The final galaxy I drew was diminutive NGC-5820 in Bootes. Very small it required 298X for the best view, which fortunately the seeing allowed that night. This lenticular galaxy has a magnitude of 11.7 and a high surface brightness of 12.2 due to it very small apparent size of 1.7 X 1.1 arc-minutes. Unlike many galaxies, NGC-5820 responds very well to high magnification. Nearby is another much dimmer galaxy, NGC-5821 which I did not notice that night. Very faint and small, it's apparent magnitude of 13.8 and being directly behind a foreground star in the Milky Way makes it a tough proposition from the usual skies I observe from. I plan to return to this pair at a very dark site to sketch the field again. NGC-5821 itself is a spiral galaxy that is difficult even in large telescopes, unlike it's far brighter neighbor.

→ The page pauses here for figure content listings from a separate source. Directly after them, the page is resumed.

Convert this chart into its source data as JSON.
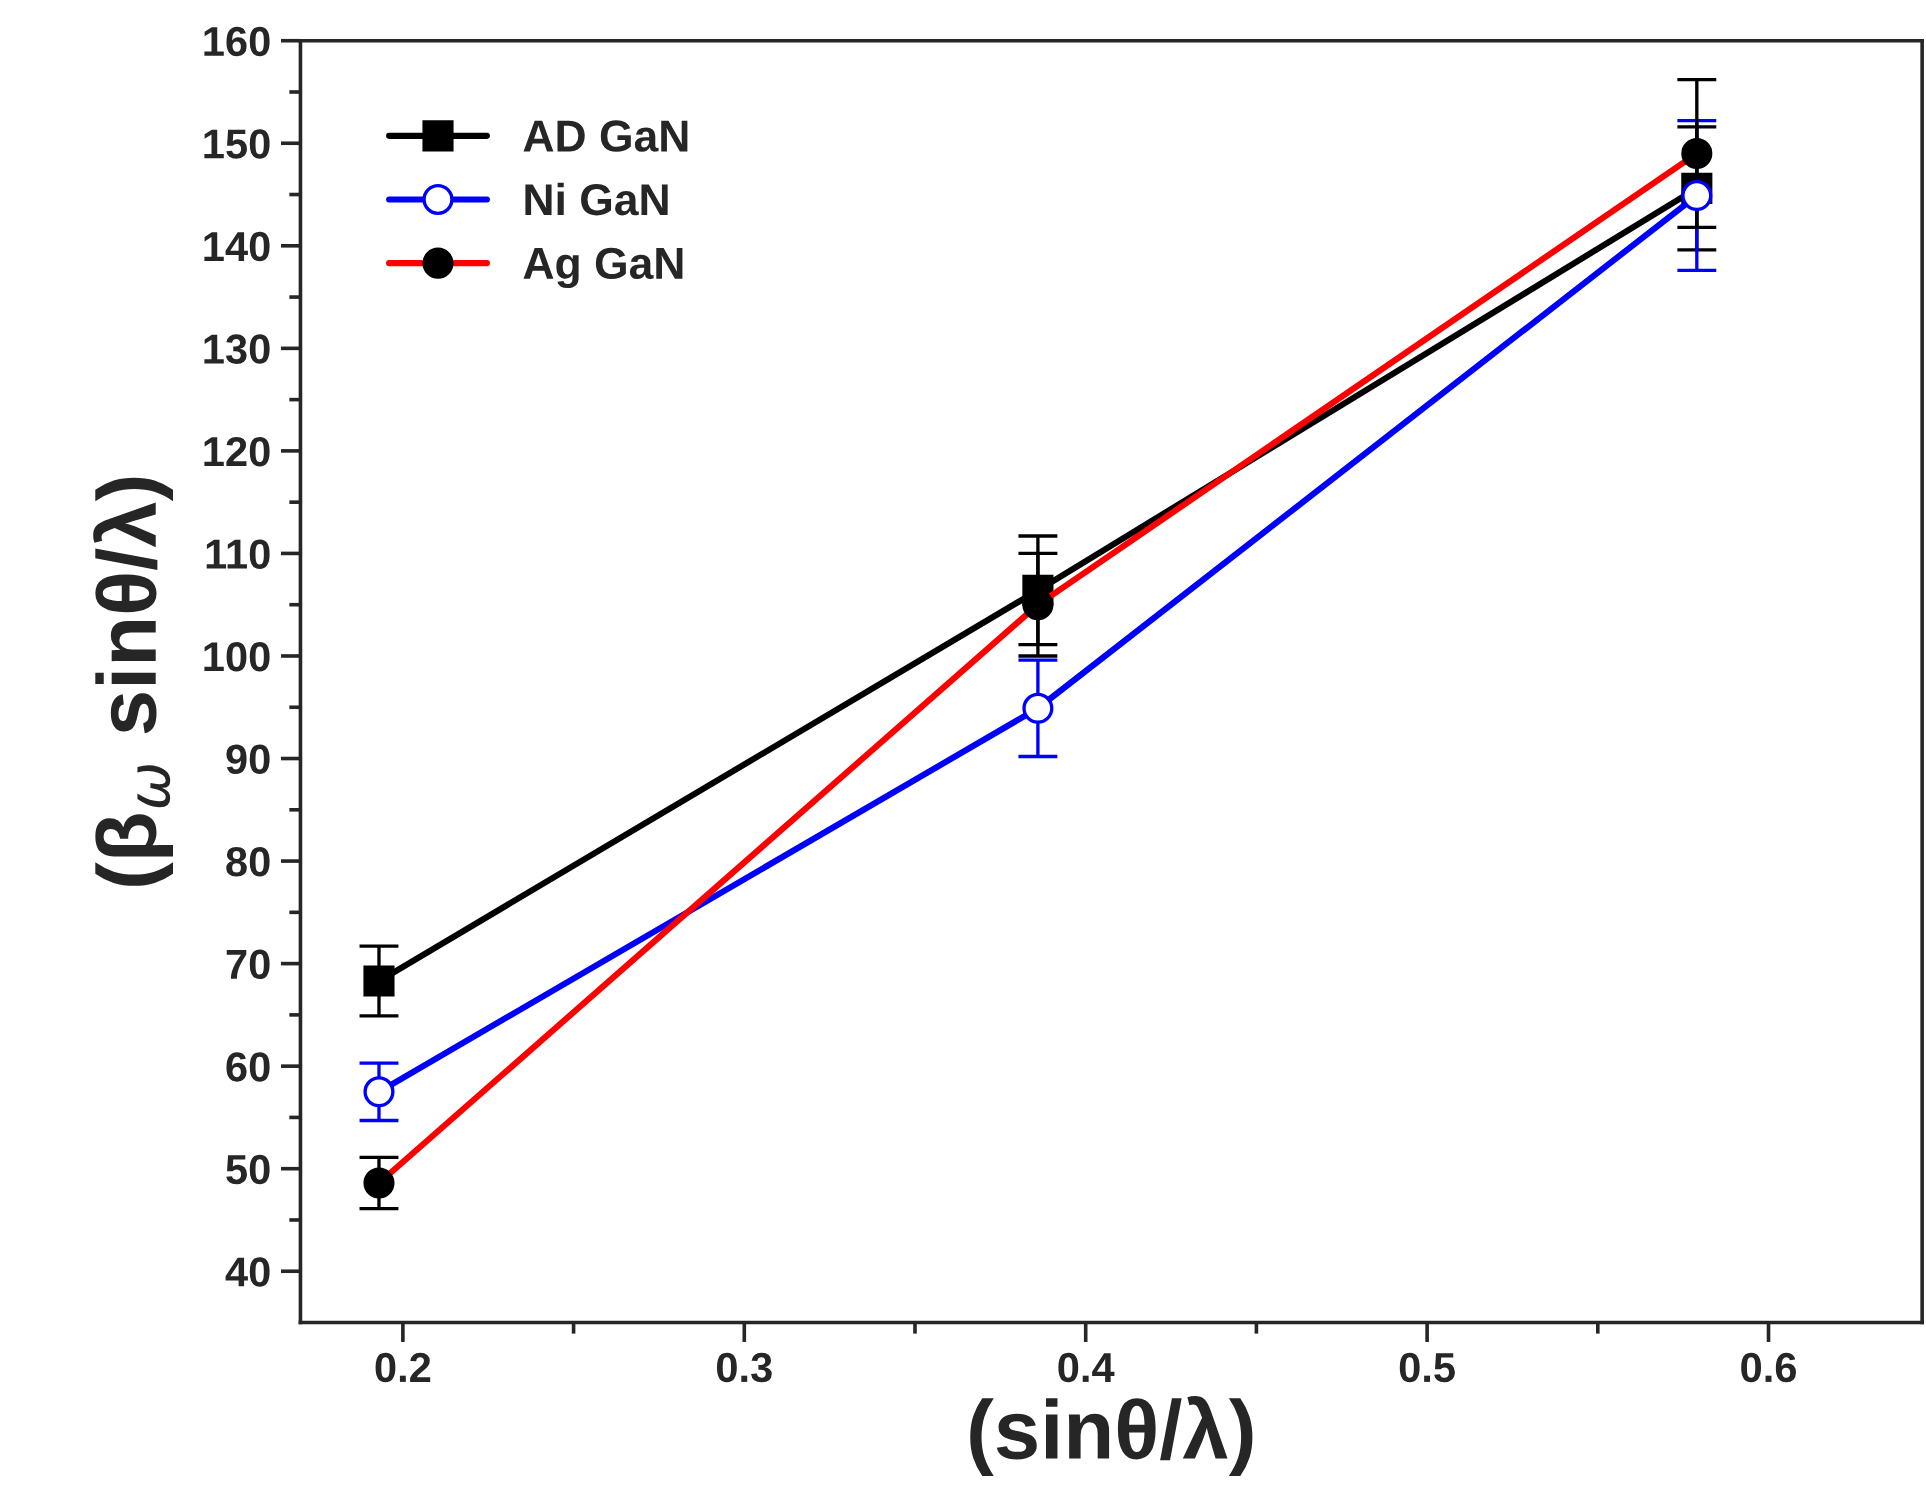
{
  "chart_data": {
    "type": "line",
    "xlabel": "(sinθ/λ)",
    "ylabel": "(β$_{ω}$ sinθ/λ)",
    "xlim": [
      0.17,
      0.645
    ],
    "xticks": [
      0.2,
      0.3,
      0.4,
      0.5,
      0.6
    ],
    "ylim": [
      35,
      160
    ],
    "yticks": [
      40,
      50,
      60,
      70,
      80,
      90,
      100,
      110,
      120,
      130,
      140,
      150,
      160
    ],
    "legend": "top left",
    "grid": false,
    "line_style": "solid",
    "series": [
      {
        "name": "AD GaN",
        "color": "#000000",
        "marker": "square",
        "x": [
          0.193,
          0.386,
          0.579
        ],
        "values": [
          68.3,
          106.4,
          145.6
        ],
        "errors": [
          3.4,
          5.3,
          6
        ]
      },
      {
        "name": "Ni GaN",
        "color": "#0000ff",
        "marker": "circle",
        "x": [
          0.193,
          0.386,
          0.579
        ],
        "values": [
          57.5,
          94.9,
          144.9
        ],
        "errors": [
          2.8,
          4.7,
          7.3
        ]
      },
      {
        "name": "Ag GaN",
        "color": "#ff0000",
        "marker": "circle",
        "x": [
          0.193,
          0.386,
          0.579
        ],
        "values": [
          48.6,
          105.0,
          149.0
        ],
        "errors": [
          2.5,
          5.0,
          7.2
        ]
      }
    ]
  }
}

This night was a most rewarding foray deep into the wider Universe. While observing and sketching these objects, I stopped by some other galaxies and star clusters too. NGC-5248, the brightest galaxy in Bootes showed signs of it's spiral structure, and the globular cluster NGC-5466 also in Bootes resembles a swarm of fire flies in the darkness at 227X. I also looked at the Lagoon, Trifid and Swan nebulae in Sagittarius, all of which showed magnificent views of their structure. M-4 displayed it's central bar even at low power, with stars showing hints of their actual colors at 227X. Nearby M-80 showed itself as a tiny pinch of sand, and the dim little globular cluster NGC-6144 near Antares also partially resolved into very faint stars. In smaller telescopes from my area, it appears merely as a faint blur. The Scorpius globular M-62 showed it's lopsided nature and nearby NGC-6441 also resolved into stars around the outer edges at 298X. In Sagittarius, the open cluster NGC-6520 and it's associated dark nebula B-86 looked as though someone cut out a piece of the sky and dropped it. B-86 looked like the dark cloud of gas and dust it is, it's very apparent at 227X. M-22 also showed thousands of star, some of which glowed with a reddish orange color. It was a memorable night under the stars, one an amateur astronomer can never see too many of.